Print Fact SheetDendrothrips diaspora

Distinguishing features

Both sexes fully winged. Body mainly brown with yellow internal pigment, abdomen paler; fore wings brown at base, then with three pale bands alternating with three decreasingly pigmented bands; antennal segments III–V yellow, other segments brown; tarsi and apices of tibiae yellow. Head wider than long, tuberculate between ocelli; ocellar setae pair III arising just outside anterior margins of ocellar triangle. Antennae 9-segmented, but VI usually with suture only ventrally; segments III–IV with slender forked sense cone, segment VI inner margin with long sense cone arising medially. Pronotum with complex reticulation, reticles with internal markings, discal setae fine, posterior margin with no long setae. Metanotum with elongate and irregularly tuberculate reticulation, median pair of setae far from anterior margin. Fore wing with no prominent setae, wing apex recurved with no stout seta, cilia arise ventrally far behind anterior margin. Tergites with median pair of setae longer than distance between their bases; lateral thirds of tergites with complex sculpture; posterior margin of VIII with complete comb; tergite X with no longitudinal split.

Related species

D. diaspora appears to be a member of a complex of undescribed species in Australia, all of which have the ocellar region with an array of small tubercles. The Old World genus Dendrothrips currently includes 56 described species, mainly from Africa and Asia.
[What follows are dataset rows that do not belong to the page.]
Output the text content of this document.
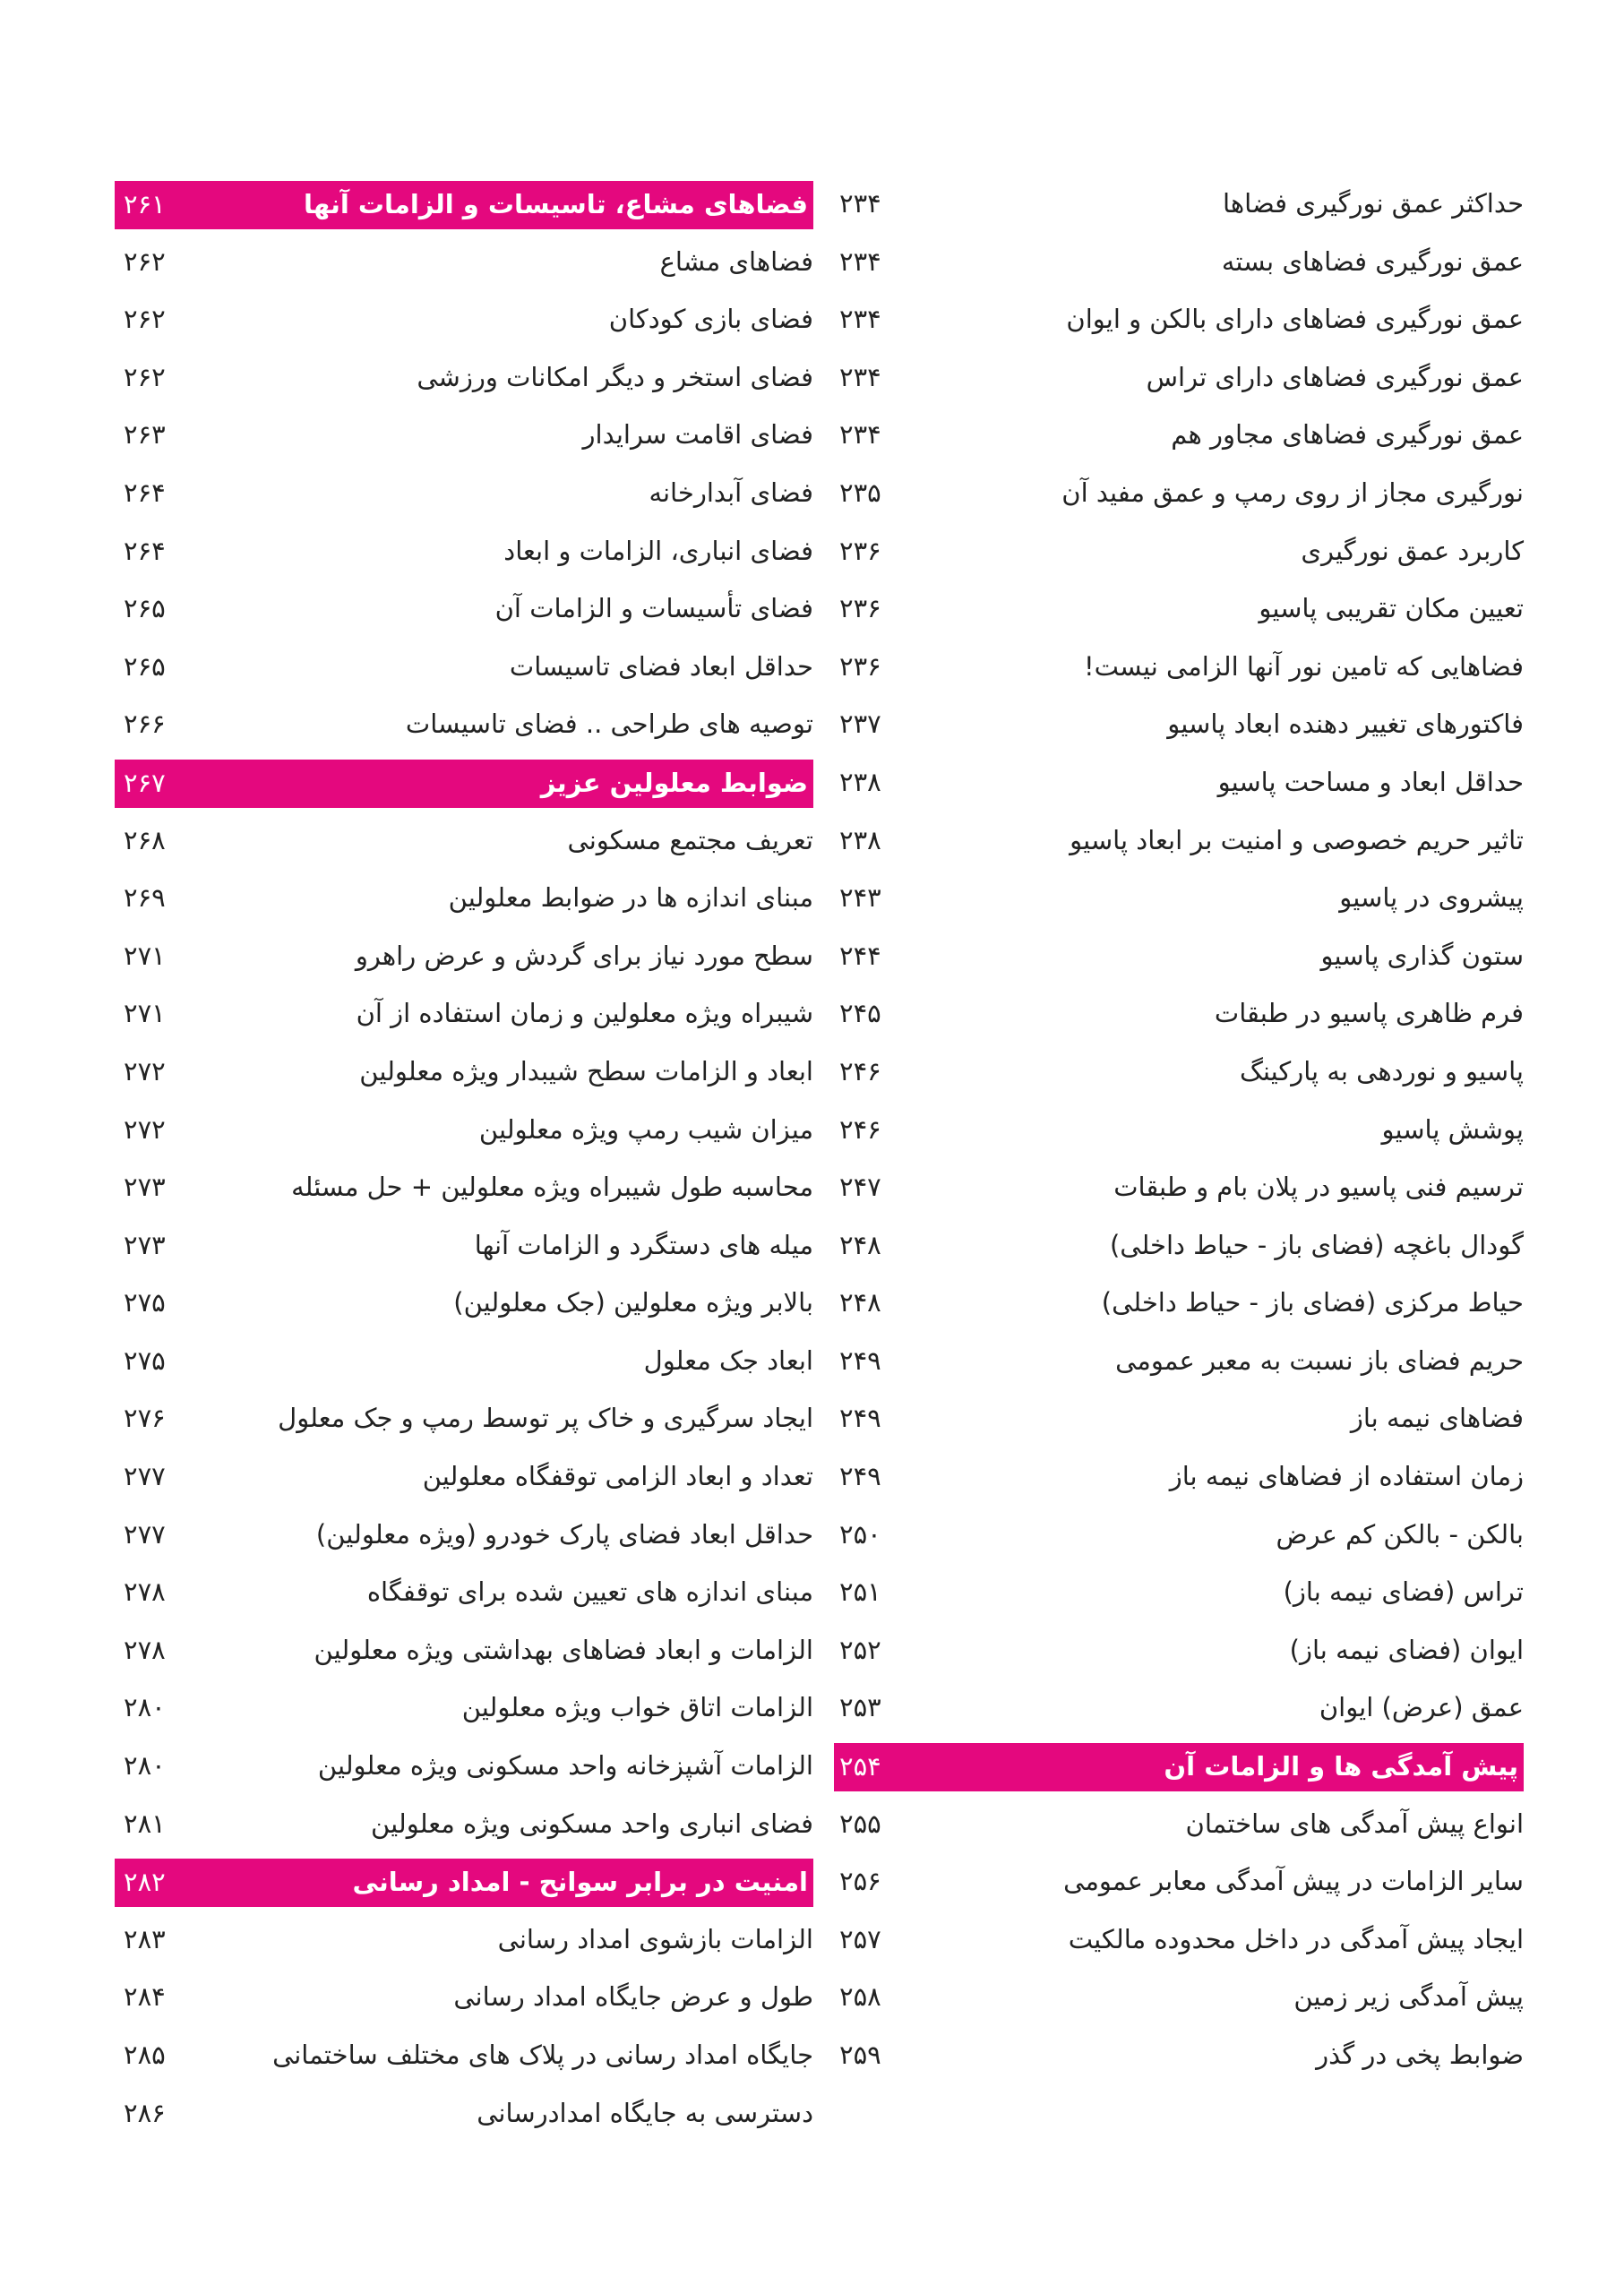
حداکثر عمق نورگیری فضاها
۲۳۴
عمق نورگیری فضاهای بسته
۲۳۴
عمق نورگیری فضاهای دارای بالکن و ایوان
۲۳۴
عمق نورگیری فضاهای دارای تراس
۲۳۴
عمق نورگیری فضاهای مجاور هم
۲۳۴
نورگیری مجاز از روی رمپ و عمق مفید آن
۲۳۵
کاربرد عمق نورگیری
۲۳۶
تعیین مکان تقریبی پاسیو
۲۳۶
فضاهایی که تامین نور آنها الزامی نیست!
۲۳۶
فاکتورهای تغییر دهنده ابعاد پاسیو
۲۳۷
حداقل ابعاد و مساحت پاسیو
۲۳۸
تاثیر حریم خصوصی و امنیت بر ابعاد پاسیو
۲۳۸
پیشروی در پاسیو
۲۴۳
ستون گذاری پاسیو
۲۴۴
فرم ظاهری پاسیو در طبقات
۲۴۵
پاسیو و نوردهی به پارکینگ
۲۴۶
پوشش پاسیو
۲۴۶
ترسیم فنی پاسیو در پلان بام و طبقات
۲۴۷
گودال باغچه (فضای باز - حیاط داخلی)
۲۴۸
حیاط مرکزی (فضای باز - حیاط داخلی)
۲۴۸
حریم فضای باز نسبت به معبر عمومی
۲۴۹
فضاهای نیمه باز
۲۴۹
زمان استفاده از فضاهای نیمه باز
۲۴۹
بالکن - بالکن کم عرض
۲۵۰
تراس (فضای نیمه باز)
۲۵۱
ایوان (فضای نیمه باز)
۲۵۲
عمق (عرض) ایوان
۲۵۳
پیش آمدگی ها و الزامات آن
۲۵۴
انواع پیش آمدگی های ساختمان
۲۵۵
سایر الزامات در پیش آمدگی معابر عمومی
۲۵۶
ایجاد پیش آمدگی در داخل محدوده مالکیت
۲۵۷
پیش آمدگی زیر زمین
۲۵۸
ضوابط پخی در گذر
۲۵۹
فضاهای مشاع، تاسیسات و الزامات آنها
۲۶۱
فضاهای مشاع
۲۶۲
فضای بازی کودکان
۲۶۲
فضای استخر و دیگر امکانات ورزشی
۲۶۲
فضای اقامت سرایدار
۲۶۳
فضای آبدارخانه
۲۶۴
فضای انباری، الزامات و ابعاد
۲۶۴
فضای تأسیسات و الزامات آن
۲۶۵
حداقل ابعاد فضای تاسیسات
۲۶۵
توصیه های طراحی .. فضای تاسیسات
۲۶۶
ضوابط معلولین عزیز
۲۶۷
تعریف مجتمع مسکونی
۲۶۸
مبنای اندازه ها در ضوابط معلولین
۲۶۹
سطح مورد نیاز برای گردش و عرض راهرو
۲۷۱
شیبراه ویژه معلولین و زمان استفاده از آن
۲۷۱
ابعاد و الزامات سطح شیبدار ویژه معلولین
۲۷۲
میزان شیب رمپ ویژه معلولین
۲۷۲
محاسبه طول شیبراه ویژه معلولین + حل مسئله
۲۷۳
میله های دستگرد و الزامات آنها
۲۷۳
بالابر ویژه معلولین (جک معلولین)
۲۷۵
ابعاد جک معلول
۲۷۵
ایجاد سرگیری و خاک پر توسط رمپ و جک معلول
۲۷۶
تعداد و ابعاد الزامی توقفگاه معلولین
۲۷۷
حداقل ابعاد فضای پارک خودرو (ویژه معلولین)
۲۷۷
مبنای اندازه های تعیین شده برای توقفگاه
۲۷۸
الزامات و ابعاد فضاهای بهداشتی ویژه معلولین
۲۷۸
الزامات اتاق خواب ویژه معلولین
۲۸۰
الزامات آشپزخانه واحد مسکونی ویژه معلولین
۲۸۰
فضای انباری واحد مسکونی ویژه معلولین
۲۸۱
امنیت در برابر سوانح - امداد رسانی
۲۸۲
الزامات بازشوی امداد رسانی
۲۸۳
طول و عرض جایگاه امداد رسانی
۲۸۴
جایگاه امداد رسانی در پلاک های مختلف ساختمانی
۲۸۵
دسترسی به جایگاه امدادرسانی
۲۸۶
The metathoracic endofurca is greatly enlarged, "lyre-shaped", extending into the mesothorax, the sides of the metathorax are greatly swollen, the hind coxae are wider than long, the fore wing cilia arise ventrally well behind the anterior margin, and the apex of the fore wing is recurved without a prominent terminal seta. The form of the wing apex distinguishes the members of this genus from the other species placed in the Dendrothripinae.

Biological data

Presumably breeding on leaves; adults collected from various plants but most often from two species of Oleaceae, Nestegis apetala and Notelaea microcarpa (Mound & Wells, 2015).

Distribution data

Collected widely across Australia, from Norfolk Island and eastern Queensland to the north west of Western Australia

Family name

THRIPIDAE - DENDROTHRIPINAE

Species name

Dendrothrips diaspora Mound

Original name and synonyms

Dendrothrips diaspora Mound, 1999: 261

References

Mound LA (1999) Saltatorial leaf-feeding Thysanoptera (Thripidae, Dendrothripinae) in Australia and New Caledonia, with newly recorded pests of ferns, figs and mulberries. Australian Journal of Entomology 38: 257–273.

Mound LA & Tree DJ (2016) Genera of the leaf-feeding Dendrothripinae (Thysanoptera, Thripidae), with new species from Australia and Sulawesi, Indonesia. Zootaxa 4109 (5): 569–582.

Mound LA & Wells A (2015) Endemics and adventives: Thysanoptera (Insecta) Biodiversity of Norfolk, a tiny Pacific Island. Zootaxa 3964 (2): 183–210.